Creating a system for delivering humanitarian aid


Case Study:

Software developer Lukas Biewald had a problem at the office. He needed an army of temporary workers to tackle a simple but huge task that couldn’t be automated. However, he had neither the time nor the budget to work with a conventional temp agency to engage the workers.

Instead, Biewald turned to Mechanical Turk, the online labor force operated by Amazon, for his temp workers. At Mechanical Turk, for about $2 an hour, employers can hire large numbers of freelancers (called “turkers”) for a variety of menial tasks. There was just one drawback, though: Biewald needed the work to be accurate, and he didn’t have time to monitor the quality of the output he would receive. Biewald’s unmet need—for someone to assure an accurate, efficient labor force for his assignment—sparked the idea that eventually led him, in 2007, to found Dolores Labs: a business that, you could say, was born out of necessity. San Francisco–based Dolores Labs serves as a middleman between the emerging cadre of “cloud labor”—the thousands of online moonlighters available to do simple tasks at bargain-basement hourly rates—and the organizations that want to hire them. The company fills the need by ensuring accountability and quality output from the cloud labor.
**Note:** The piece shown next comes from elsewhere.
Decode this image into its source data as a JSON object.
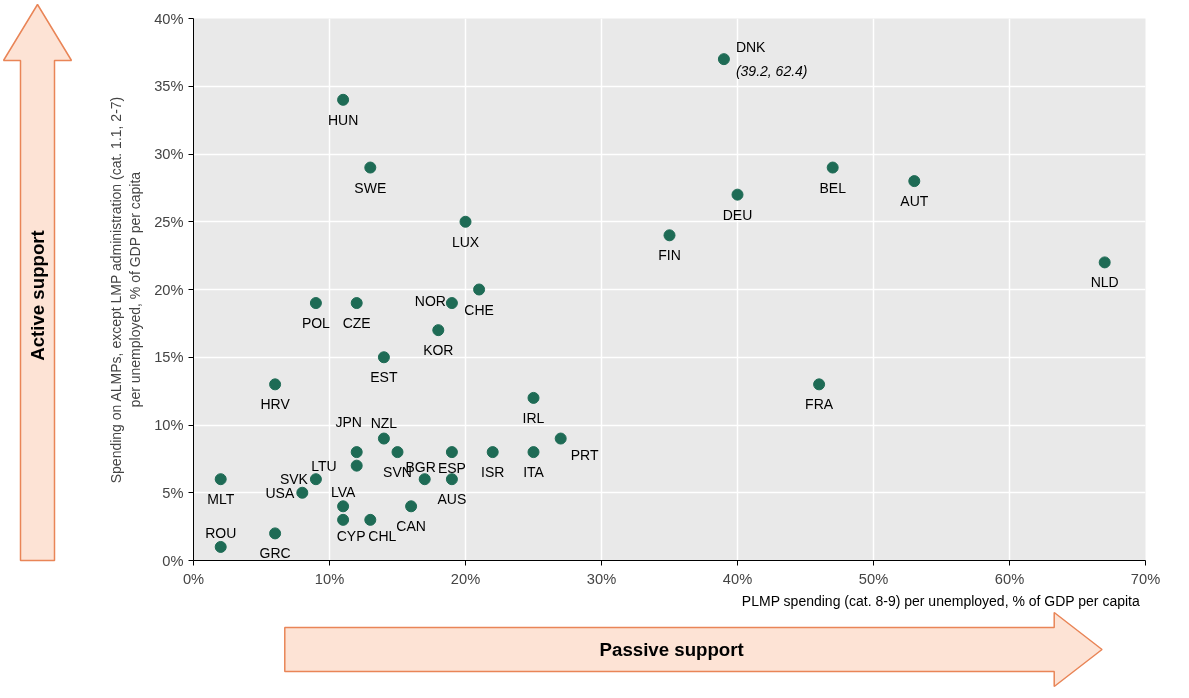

How is Dolores Labs able to deliver on its claim? Through its product, Crowd Flower, which consists of a set of statistical quality control algorithms devised to evaluate the accuracy and speed of cloud workers for a given task. The company emphasizes scalability: using Crowd Flower, clients can design a job to custom specifications. Crowd Flower provides the labor to deliver the work accurately and efficiently. Crowd Flower screens candidates by giving them a dummy assignment and comparing their performance to that of veteran workers whose performance level is a known quantity. With increasing demand for inexpensive yet reliable labor to perform low-budget tasks where accuracy is important—such as medical transcription, content monitoring, marketing research, piracy policing, and others—the future looks bright for Dolores Labs. Already, the company has signed nearly two dozen clients since its founding. It received $5 million in venture capital in 2010. Meanwhile, Crowd Flower’s capabilities are being applied in other interesting ways. Leadership at Dolores Labs provided Crowd Flower’s help following the earthquake in Haiti, where it was used to deploy volunteers to appropriate tasks throughout the devastated nation.

Q1. How does each of the five components of the marketing environment come into play for Dolores Labs?

Q2. Dolores Labs’ involvement in helping to create a system for delivering humanitarian aid to the people of Haiti after the 2010 earthquake illustrates how a high-tech business can benefit society in a “high-touch” way. What other kinds of projects could a company like Dolores Labs undertake that would create similar impact?

Your answer must be typed, double-spaced, Times New Roman font (size 12), one-inch margins on all sides, APA format and also include  references.